He was christened in Llandygwydd church, Cardiganshire, 21 February 1693, son of Charles Evans of Pen-y-wenallt, near Newcastle Emlyn, by his second wife, and grandson of Evan Griffith Evans — the ‘Captain Tory’ of Charles I's army. It is not known where he was educated. There is no record of him at Shrewsbury school nor is there any certainty that he attended the grammar school at Carmarthen. It is doubtful whether he ever went to a university, for in 1714-16 he was at home and at Shrewsbury, preparing books for the press. He was ordained deacon, 14 August 1717, and priest, 9 November 1718, by the bishop of S. Davids, and became curate of Llanlleonfel, and afterwards (under Moses Williams) of Devynnock, both in Brecknock. On 14 August 1722 he was made vicar of Llandyfrïog, near Newcastle Emlyn. In 1728 he resigned and was made rector of Llanynys cum Llanddulas, Brecknock. In 1738 he resigned and was given the living of Llangamarch, Brecknock, which was joined with Llanwrtyd and Abergwesyn. About the same time he was made domestic chaplain to Marmaduke Gwynne of Garth. In 1739 Llanfaes, Brecon, was added to his other livings. In 1763 he made over Llangamarch to his son-in-law Hugh Jones (father of Theophilus Jones), but he held Llanfaes until his death, 11 September 1767. He was buried in Llangamarch churchyard.
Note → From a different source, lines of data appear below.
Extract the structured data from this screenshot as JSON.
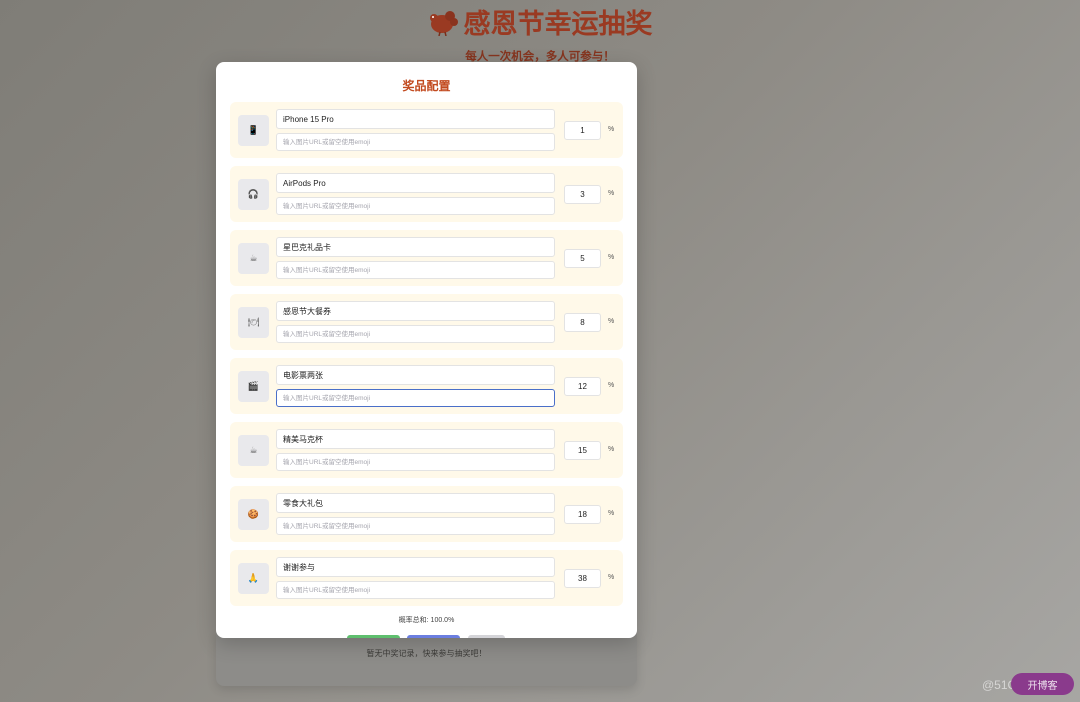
{
  "page": {
    "title": "感恩节幸运抽奖",
    "subtitle": "每人一次机会，多人可参与！",
    "history_empty": "暂无中奖记录，快来参与抽奖吧！",
    "watermark": "@51CTO博客",
    "float_button_label": "开博客"
  },
  "modal": {
    "title": "奖品配置",
    "url_placeholder": "输入图片URL或留空使用emoji",
    "percent_unit": "%",
    "total_label": "概率总和: 100.0%",
    "prizes": [
      {
        "name": "iPhone 15 Pro",
        "icon": "📱",
        "icon_name": "phone-icon",
        "probability": "1",
        "url": ""
      },
      {
        "name": "AirPods Pro",
        "icon": "🎧",
        "icon_name": "headphones-icon",
        "probability": "3",
        "url": ""
      },
      {
        "name": "星巴克礼品卡",
        "icon": "☕",
        "icon_name": "coffee-icon",
        "probability": "5",
        "url": ""
      },
      {
        "name": "感恩节大餐券",
        "icon": "🍽",
        "icon_name": "dinner-icon",
        "probability": "8",
        "url": ""
      },
      {
        "name": "电影票两张",
        "icon": "🎬",
        "icon_name": "clapper-icon",
        "probability": "12",
        "url": ""
      },
      {
        "name": "精美马克杯",
        "icon": "☕",
        "icon_name": "mug-icon",
        "probability": "15",
        "url": ""
      },
      {
        "name": "零食大礼包",
        "icon": "🍪",
        "icon_name": "cookie-icon",
        "probability": "18",
        "url": ""
      },
      {
        "name": "谢谢参与",
        "icon": "🙏",
        "icon_name": "thanks-icon",
        "probability": "38",
        "url": ""
      }
    ],
    "focused_index": 4
  },
  "colors": {
    "title": "#c24a1f",
    "row_bg": "#fff9e9",
    "save_button": "#5fbf6e",
    "reset_button": "#6b7ee0",
    "cancel_button": "#d4d4d8",
    "focus_border": "#4a6fc9"
  }
}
The hymnist William Williams of Pantycelyn was appointed his curate in 1740 but, as Theophilus Evans refused to recommend him for ordination as priest, he left in 1743.
He married 1728, Alice, daughter of Morgan Bevan of Gelligaled, Glamorganshire, and they had five children, three sons and two daughters [see under Pritchett ]. Theophilus Evans is said to have been the means of discovering the properties of the water at Llanwrtyd Wells by drinking it when everybody said it was poisonous, and thus curing himself of scurvy.
He published a number of books on history and religion. Two prime objects are to be found in all his work — the glorification of the nobility and antiquity of the Welsh nation and the upholding of the Church of England form of Protestanism as the true Christian religion. His most celebrated works are Drych y Prif Oesoedd , 1716, 2nd ed. 1740 (many subsequent editions), a prejudiced and uncritical but very entertaining version of the early history of Wales, and A History of Modern Enthusiasm, 1752, 2nd ed. 1757, where he seeks to prove that all who turn their backs on the Church of England are secret Papists. Because of its lively style and its wealth of incisive phrases and striking metaphors, the Drych is regarded as one of the classics of Welsh prose.